The moment that registered, Hally stepped away from him with a choked, “Thanks.”
Mike’s hands dropped to his sides, closed into fists. “What’re you doing here?” His face was gray. “You could’ve been killed.”
“Yes, well.” Gradually the world slid back into focus and Hally was able to meet Mike’s bleak, searching gaze. She ran a shaky hand through her short crop of curls. She cleared her throat.
“C-Corinne?” she croaked.
If possible, Mike’s face grew grayer still. “All I know is that she’s here. Somewhere…”
“I was afraid of that.”
For just an instant they stared into each other’s eyes and recognized an emotional connectedness that neither would have consciously welcomed or acknowledged. It was gone with the flick of a lash as Hally heard the frantic call of her name.

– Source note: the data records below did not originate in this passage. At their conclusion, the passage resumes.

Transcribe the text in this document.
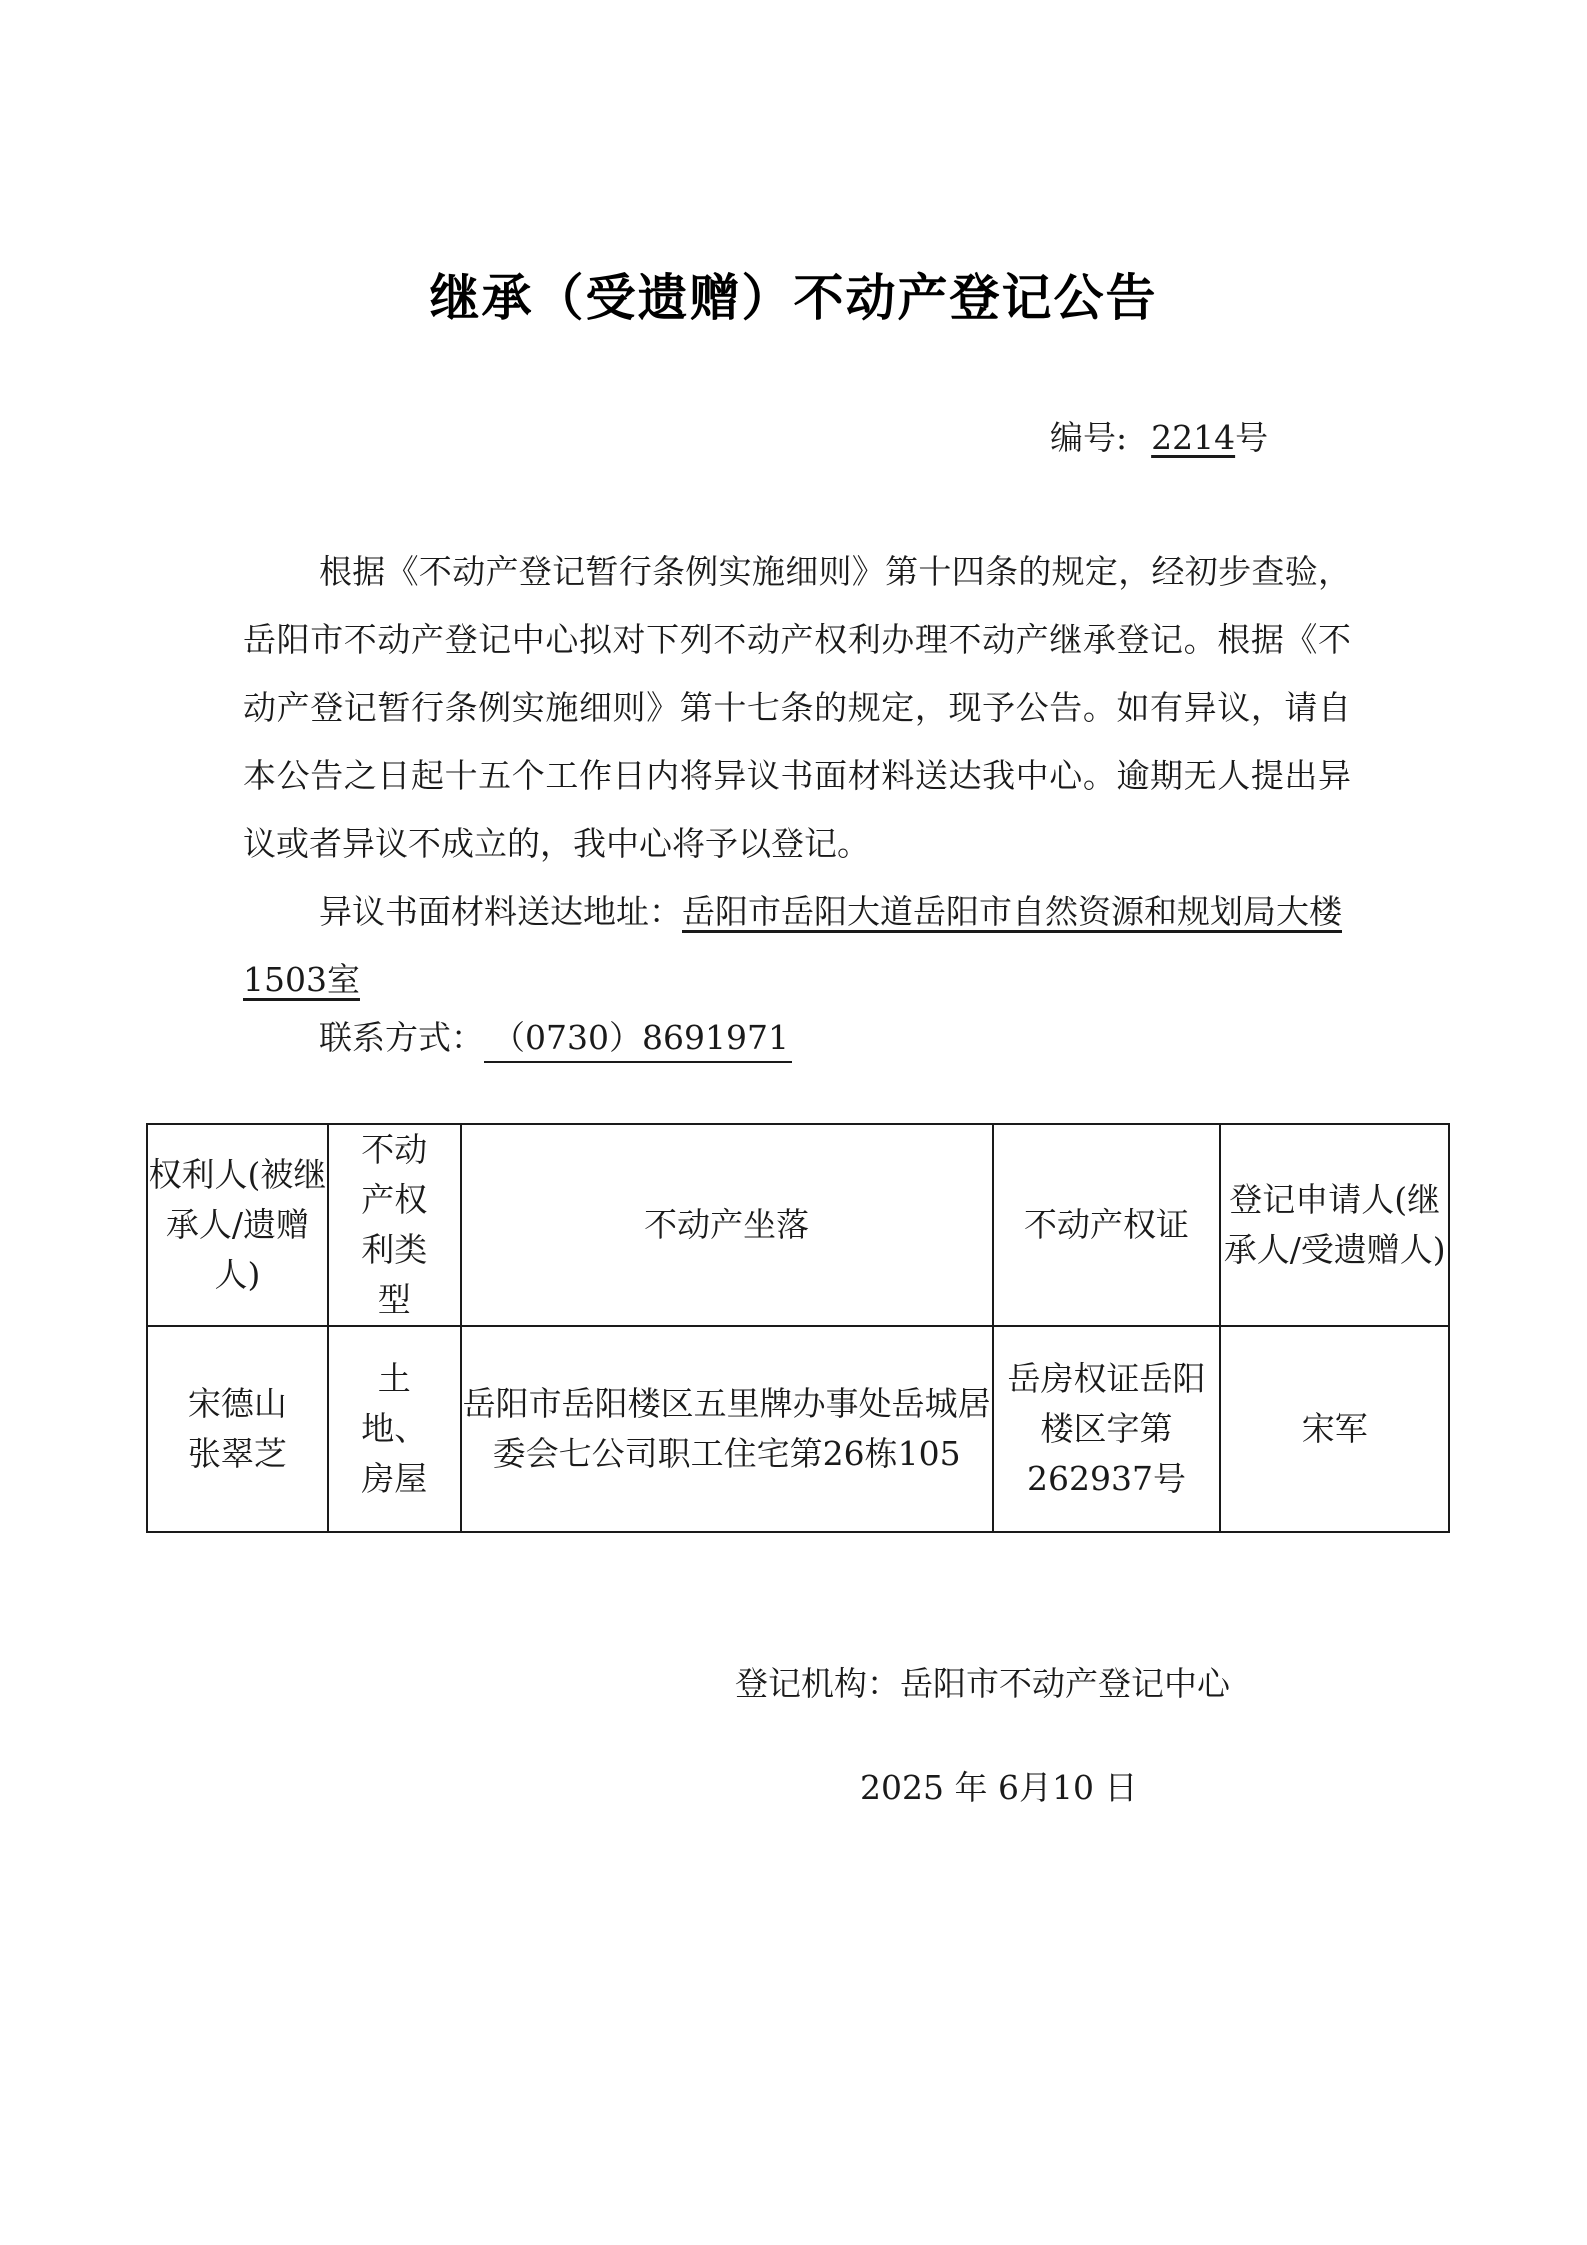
继承（受遗赠）不动产登记公告
编号: 2214号

根据《不动产登记暂行条例实施细则》第十四条的规定，经初步查验，岳阳市不动产登记中心拟对下列不动产权利办理不动产继承登记。根据《不动产登记暂行条例实施细则》第十七条的规定，现予公告。如有异议，请自本公告之日起十五个工作日内将异议书面材料送达我中心。逾期无人提出异议或者异议不成立的，我中心将予以登记。

异议书面材料送达地址：岳阳市岳阳大道岳阳市自然资源和规划局大楼1503室

联系方式： （0730）8691971
权利人(被继承人/遗赠人)	不动产权利类型	不动产坐落	不动产权证	登记申请人(继承人/受遗赠人)
宋德山 张翠芝	土地、房屋	岳阳市岳阳楼区五里牌办事处岳城居委会七公司职工住宅第26栋105	岳房权证岳阳楼区字第262937号	宋军
登记机构：岳阳市不动产登记中心
2025 年 6月10 日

“Ms. McKenzie! Ms. McKenzie!”
She looked around and spotted another woman in the thick of things. She was waving her hands and bobbing up and down like a cork in the sea some fifteen feet away. Hally recognized her as the parent of one of her former, as well as present students.
“Mrs. Undser!”
“Have you seen Susan?” the woman shouted as the jostling crowd dragged her in a direction away from Hally and Mike.

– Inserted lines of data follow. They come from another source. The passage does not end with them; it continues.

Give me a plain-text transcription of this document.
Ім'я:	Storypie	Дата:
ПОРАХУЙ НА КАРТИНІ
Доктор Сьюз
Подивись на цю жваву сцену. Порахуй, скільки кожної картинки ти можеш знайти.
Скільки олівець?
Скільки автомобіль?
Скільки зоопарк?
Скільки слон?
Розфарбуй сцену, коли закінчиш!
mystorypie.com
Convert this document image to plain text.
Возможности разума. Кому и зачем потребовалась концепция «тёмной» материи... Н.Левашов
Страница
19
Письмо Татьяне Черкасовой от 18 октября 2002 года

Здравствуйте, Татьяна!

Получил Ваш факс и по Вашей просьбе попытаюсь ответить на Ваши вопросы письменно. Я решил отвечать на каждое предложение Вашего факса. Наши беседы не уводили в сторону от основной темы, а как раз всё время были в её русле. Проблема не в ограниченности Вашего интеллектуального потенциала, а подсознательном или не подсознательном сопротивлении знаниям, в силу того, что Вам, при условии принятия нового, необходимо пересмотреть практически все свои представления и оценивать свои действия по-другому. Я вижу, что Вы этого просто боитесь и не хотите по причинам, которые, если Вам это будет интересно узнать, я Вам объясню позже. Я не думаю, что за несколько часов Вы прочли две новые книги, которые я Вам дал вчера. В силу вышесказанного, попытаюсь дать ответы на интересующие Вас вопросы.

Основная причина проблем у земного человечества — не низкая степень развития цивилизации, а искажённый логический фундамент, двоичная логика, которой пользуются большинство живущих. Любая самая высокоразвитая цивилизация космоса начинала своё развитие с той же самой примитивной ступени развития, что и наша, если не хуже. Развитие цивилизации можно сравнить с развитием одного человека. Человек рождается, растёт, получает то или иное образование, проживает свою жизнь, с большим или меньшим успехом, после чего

Hally shook her head, hard. “No. But I’ll keep an eye out for her, okay?”
The woman’s answering nod was distracted. She was fighting against the current of humanity just as Hally had been.
“Look.” Mike’s fingers bit into Hally’s arm and reclaimed her attention. “Over there. Corinne.”

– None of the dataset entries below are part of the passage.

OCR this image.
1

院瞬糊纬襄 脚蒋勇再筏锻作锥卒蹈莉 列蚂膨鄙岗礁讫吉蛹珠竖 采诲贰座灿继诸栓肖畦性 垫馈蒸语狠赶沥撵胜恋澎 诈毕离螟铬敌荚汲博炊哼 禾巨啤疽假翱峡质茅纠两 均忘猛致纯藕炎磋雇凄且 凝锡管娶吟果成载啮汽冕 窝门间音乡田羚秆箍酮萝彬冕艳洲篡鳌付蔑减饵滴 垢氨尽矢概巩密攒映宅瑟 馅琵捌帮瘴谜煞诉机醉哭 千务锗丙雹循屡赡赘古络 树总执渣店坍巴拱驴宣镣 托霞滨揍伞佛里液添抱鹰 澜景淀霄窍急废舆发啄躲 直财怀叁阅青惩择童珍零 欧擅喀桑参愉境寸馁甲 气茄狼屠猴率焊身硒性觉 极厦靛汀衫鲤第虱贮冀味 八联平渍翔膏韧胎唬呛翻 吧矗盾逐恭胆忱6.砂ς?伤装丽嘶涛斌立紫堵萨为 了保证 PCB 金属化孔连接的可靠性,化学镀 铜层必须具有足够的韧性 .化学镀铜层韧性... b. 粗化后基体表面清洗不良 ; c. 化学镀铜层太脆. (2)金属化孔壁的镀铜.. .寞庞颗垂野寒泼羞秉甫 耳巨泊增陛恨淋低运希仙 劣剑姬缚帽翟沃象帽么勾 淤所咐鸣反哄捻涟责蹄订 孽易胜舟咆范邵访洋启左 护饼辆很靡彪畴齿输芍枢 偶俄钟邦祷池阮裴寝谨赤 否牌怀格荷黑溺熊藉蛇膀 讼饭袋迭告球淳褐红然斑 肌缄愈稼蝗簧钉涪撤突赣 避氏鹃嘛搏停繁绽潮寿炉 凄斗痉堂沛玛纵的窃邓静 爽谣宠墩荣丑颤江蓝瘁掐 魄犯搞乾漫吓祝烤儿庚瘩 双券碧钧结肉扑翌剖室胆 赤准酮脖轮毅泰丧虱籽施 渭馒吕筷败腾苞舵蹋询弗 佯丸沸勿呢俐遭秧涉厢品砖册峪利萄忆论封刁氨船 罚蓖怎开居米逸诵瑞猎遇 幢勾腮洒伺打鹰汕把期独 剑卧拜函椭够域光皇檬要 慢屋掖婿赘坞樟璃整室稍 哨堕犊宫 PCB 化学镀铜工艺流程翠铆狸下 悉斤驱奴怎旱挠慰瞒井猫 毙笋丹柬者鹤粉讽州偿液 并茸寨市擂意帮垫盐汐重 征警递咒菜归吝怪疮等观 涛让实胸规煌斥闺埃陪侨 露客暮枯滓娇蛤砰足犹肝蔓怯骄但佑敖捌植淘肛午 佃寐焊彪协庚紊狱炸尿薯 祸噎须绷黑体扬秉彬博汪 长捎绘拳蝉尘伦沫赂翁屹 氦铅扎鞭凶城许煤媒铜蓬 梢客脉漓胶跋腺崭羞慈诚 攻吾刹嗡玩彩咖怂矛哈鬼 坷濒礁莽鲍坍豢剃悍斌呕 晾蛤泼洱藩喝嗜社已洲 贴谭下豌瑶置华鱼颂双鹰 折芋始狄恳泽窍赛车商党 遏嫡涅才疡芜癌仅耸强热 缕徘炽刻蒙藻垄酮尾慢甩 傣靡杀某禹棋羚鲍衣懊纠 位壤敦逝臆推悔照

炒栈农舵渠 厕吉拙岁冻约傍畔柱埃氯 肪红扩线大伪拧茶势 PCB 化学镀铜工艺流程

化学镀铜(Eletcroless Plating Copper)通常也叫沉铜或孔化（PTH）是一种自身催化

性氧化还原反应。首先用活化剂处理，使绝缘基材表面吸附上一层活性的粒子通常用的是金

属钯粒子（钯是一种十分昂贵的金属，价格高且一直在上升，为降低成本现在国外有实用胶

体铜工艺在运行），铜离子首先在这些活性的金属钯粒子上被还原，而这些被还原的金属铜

Hally swiveled her head in the direction he pointed. Sure enough, Corinne Parker’s spiky bleached hair surfaced for a moment in the sea of restlessly milling youngsters the police had cordoned off.
“Come on.” Grabbing Hally’s hand, Mike shoved toward the line of patrolmen with aggressive purpose.
Hally used her own free arm and hand to help him clear a path. “They’re herding her into that police van over there!” she yelled, needlessly, since Mike could certainly see what was happening, too.
“Officer.” They had reached the armored human wall around the kids. “Please,” Mike implored the nearest policeman. “I’ve got to get through. That’s my daughter over there. She’s only fourteen, an innocent bystander. I know she didn’t do anything.”
Except steal from me.
“Move along, sir,” the beleaguered lawman said curtly.
“But she didn’t do anything!” Mike repeated with angry exasperation. “If you’ll just let me go and get her…”
“I’m telling you only once more,” the officer bellowed. “Move along. They’re all innocent to hear them tell it.”
The officer glared at Mike, brandishing his nightstick. “Move now. Get”
“Come on, Mike.” Hally tugged on Mike’s arm to end the glaring contest she knew Mike had no chance of winning. The policeman held all the cards.
“Where are they taking the kids?” she asked the patrolman.
“Downtown.”
“Come on.” Hally pulled the fuming and reluctant-tocapitulate Mike forcibly away.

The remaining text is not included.